In allen drei baltischen Staaten wurden Betriebe ab einer landwirtschaftlich genutzten Fläche von 1 ha erfasst. Alle drei bleiben damit deutlich unterhalb der von der EU gesetzten Erfassungsgrenze von 5 ha. Die drei baltischen Staaten unterscheiden sich allerdings darin, welche Betriebe unterhalb dieser Flächengrenze zu erheben waren. In Estland3 waren es »…agricultural holdings where … agricultural products are mainly (over a half) produced for sale«, in Lettland4»…agricultural holdings in which … standard output (SO) … exceeded 70 Euro …« und in Litauen5 galt: »Even farms producing agricultural products only for their own needs were interviewed.« Damit war in Estland also die überwiegende Marktproduktion das entscheidende Kriterium, während in Lettland schon eine gewisse Bruttoproduktion für die Erfassung genügte. Nach deutschen Maßstäben würden schon wenige Doppelzentner Weizen ausreichen, um einen Standardoutput von 70 Euro zu erzielen. Die sehr extensiv definierte Erfassungsgrenze in Litauen galt in dieser Form jedoch nur für den nationalen Agrarzensus. Nach den Definitionen der EU zählen auch Haus- und Nutzgärten zur landwirtschaftlich genutzten Fläche, daher könnte bei dieser Abgrenzung auch ein großer, bunter Bauerngarten genügen, um in Litauen als landwirtschaftlicher Betrieb zu gelten. Für die Zwecke der EU wurde jedoch eine höhere Erfassungsgrenze angewandt. Das entscheidende Kriterium waren jährliche landwirtschaftliche Einnahmen (»annual agricultural income«) von 5 000 LTL, was etwa 1 450 Euro entspricht.
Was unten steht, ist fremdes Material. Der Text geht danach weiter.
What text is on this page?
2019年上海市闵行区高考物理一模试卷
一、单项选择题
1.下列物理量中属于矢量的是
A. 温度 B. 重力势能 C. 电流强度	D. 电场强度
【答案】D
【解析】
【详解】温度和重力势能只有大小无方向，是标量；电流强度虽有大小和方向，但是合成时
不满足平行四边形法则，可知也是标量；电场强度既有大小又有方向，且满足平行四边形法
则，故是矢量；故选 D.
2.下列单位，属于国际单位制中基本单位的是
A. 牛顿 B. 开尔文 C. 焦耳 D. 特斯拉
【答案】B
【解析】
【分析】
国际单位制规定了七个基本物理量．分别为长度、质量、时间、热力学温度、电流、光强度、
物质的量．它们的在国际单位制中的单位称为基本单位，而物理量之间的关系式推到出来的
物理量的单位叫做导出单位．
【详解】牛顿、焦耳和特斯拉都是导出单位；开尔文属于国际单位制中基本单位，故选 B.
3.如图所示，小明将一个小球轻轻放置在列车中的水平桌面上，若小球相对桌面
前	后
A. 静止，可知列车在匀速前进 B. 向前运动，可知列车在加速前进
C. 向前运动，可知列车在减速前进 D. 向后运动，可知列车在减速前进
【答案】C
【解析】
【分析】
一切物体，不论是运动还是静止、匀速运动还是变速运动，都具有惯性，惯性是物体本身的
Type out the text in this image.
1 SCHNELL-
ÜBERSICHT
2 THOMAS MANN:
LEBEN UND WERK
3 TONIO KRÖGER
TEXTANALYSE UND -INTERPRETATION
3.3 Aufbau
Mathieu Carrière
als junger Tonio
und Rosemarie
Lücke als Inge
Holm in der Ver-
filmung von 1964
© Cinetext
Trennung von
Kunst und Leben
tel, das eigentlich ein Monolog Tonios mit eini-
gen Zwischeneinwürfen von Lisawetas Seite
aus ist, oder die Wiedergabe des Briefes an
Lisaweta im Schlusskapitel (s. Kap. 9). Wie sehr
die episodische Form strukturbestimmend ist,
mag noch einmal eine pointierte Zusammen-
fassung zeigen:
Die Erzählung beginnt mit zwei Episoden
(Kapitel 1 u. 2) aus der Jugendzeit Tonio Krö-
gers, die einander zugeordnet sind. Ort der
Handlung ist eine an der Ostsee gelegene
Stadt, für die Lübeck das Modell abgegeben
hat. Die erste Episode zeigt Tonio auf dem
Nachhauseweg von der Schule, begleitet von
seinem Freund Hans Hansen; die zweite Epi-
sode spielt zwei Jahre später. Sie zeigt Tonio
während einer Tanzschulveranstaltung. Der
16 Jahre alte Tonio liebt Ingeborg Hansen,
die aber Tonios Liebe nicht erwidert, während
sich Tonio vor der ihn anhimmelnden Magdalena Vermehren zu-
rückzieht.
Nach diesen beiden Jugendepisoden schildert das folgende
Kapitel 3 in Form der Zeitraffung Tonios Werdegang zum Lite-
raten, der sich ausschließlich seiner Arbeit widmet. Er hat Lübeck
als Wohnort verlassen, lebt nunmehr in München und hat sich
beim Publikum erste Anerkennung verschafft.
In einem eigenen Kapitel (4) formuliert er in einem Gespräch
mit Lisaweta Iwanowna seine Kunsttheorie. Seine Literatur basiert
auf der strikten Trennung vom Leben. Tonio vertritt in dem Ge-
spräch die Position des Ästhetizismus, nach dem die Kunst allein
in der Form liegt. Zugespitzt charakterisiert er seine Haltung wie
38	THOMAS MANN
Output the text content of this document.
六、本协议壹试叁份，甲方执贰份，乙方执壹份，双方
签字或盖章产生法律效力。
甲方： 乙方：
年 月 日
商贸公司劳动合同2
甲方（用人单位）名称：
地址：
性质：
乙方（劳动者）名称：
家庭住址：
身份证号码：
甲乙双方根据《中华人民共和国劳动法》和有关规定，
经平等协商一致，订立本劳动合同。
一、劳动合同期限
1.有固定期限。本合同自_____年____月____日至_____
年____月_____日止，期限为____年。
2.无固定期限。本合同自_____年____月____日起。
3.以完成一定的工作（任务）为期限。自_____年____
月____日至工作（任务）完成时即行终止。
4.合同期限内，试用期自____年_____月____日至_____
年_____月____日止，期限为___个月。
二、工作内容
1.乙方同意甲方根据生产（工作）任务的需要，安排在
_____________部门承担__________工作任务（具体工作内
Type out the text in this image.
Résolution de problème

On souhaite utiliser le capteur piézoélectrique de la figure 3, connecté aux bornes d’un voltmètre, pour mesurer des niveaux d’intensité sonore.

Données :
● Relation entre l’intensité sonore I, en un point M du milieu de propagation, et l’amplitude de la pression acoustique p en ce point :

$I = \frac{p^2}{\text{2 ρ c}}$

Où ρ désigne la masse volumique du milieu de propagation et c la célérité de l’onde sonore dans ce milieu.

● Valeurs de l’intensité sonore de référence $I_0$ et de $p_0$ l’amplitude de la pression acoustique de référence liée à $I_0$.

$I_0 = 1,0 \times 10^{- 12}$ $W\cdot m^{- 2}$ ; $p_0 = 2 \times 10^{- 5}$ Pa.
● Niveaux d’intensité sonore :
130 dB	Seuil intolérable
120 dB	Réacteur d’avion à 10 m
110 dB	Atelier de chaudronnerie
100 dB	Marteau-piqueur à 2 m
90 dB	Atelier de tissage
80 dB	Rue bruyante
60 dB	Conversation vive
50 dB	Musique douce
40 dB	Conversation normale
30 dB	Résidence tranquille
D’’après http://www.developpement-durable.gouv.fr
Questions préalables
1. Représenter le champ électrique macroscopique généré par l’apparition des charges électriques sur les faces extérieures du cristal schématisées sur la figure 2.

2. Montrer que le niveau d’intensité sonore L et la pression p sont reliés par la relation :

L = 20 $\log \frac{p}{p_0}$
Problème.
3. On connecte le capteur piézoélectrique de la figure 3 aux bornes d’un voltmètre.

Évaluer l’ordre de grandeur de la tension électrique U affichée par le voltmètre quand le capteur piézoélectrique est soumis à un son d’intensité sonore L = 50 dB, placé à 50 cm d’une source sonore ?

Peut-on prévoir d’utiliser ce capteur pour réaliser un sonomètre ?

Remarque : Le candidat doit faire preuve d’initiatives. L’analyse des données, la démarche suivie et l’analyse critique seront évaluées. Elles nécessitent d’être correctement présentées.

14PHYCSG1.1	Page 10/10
In den baltischen Staaten liegen bereits endgültige Ergebnisse und damit auch Strukturtabellen für den Agrarzensus vor. Es zeigt sich, dass die Unterschiede in den Betriebszahlen auf die untersten Größenklassen zurückzuführen sind. Welche Auswirkungen die Anwendung unterschiedlicher Erfassungsgrenzen zur Folge haben können, zeigt das Beispiel Litauen mehr als deutlich: Schon nach den Kriterien der EU ist Litauen der baltische Staat mit den meisten Betrieben (199 900), nach nationalen Kriterien sind es sogar über 364 000 Betriebe, also noch einmal rund 80 % mehr.

… bis Frankreich

Auch in unserem Nachbarland Frankreich erfahren kleine Betriebe eine größere Aufmerksamkeit als in Deutschland. Die generelle Erfassungsgrenze liegt wie im Baltikum und der Mehrzahl der Mitgliedstaaten bei 1 ha landwirtschaftlich genutzter Fläche. Mit großer Detailliertheit werden daneben die Kriterien6 für jene Betriebe aufgeführt, die unterhalb dieser Flächengrenze zu erfassen waren. Es sind zum einen Betriebe ab 20 Ar Sonderkulturen insgesamt – zum Vergleich: in Deutschland werden mindestens 50 Ar für jede einzelne Sonderkultur vorausgesetzt – sowie Betriebe mit bestimmten Produktionswerten. Die Liste der Produktionswerte ist lang und ein Spiegelbild der Vielfalt französischer Denk- und Lebensart. Sie reicht von AOC-Weinen (10 Ar), Champagner (5 Ar), Bienenstöcken (10) bis zu Mutterkaninchen (10) und Stopfgänsen bzw. -enten (50). Obwohl in Frankreich der »recensement agricole 2010« abgeschlossen ist und auch erste endgültige Ergebnisse vorliegen, sind differenzierte Ergebnisse nach Betriebsgrößenklassen, die Aufschluss über die zahlenmäßige Bedeutung der kleinen und kleinsten Betriebe geben würden, (noch) nicht verfügbar.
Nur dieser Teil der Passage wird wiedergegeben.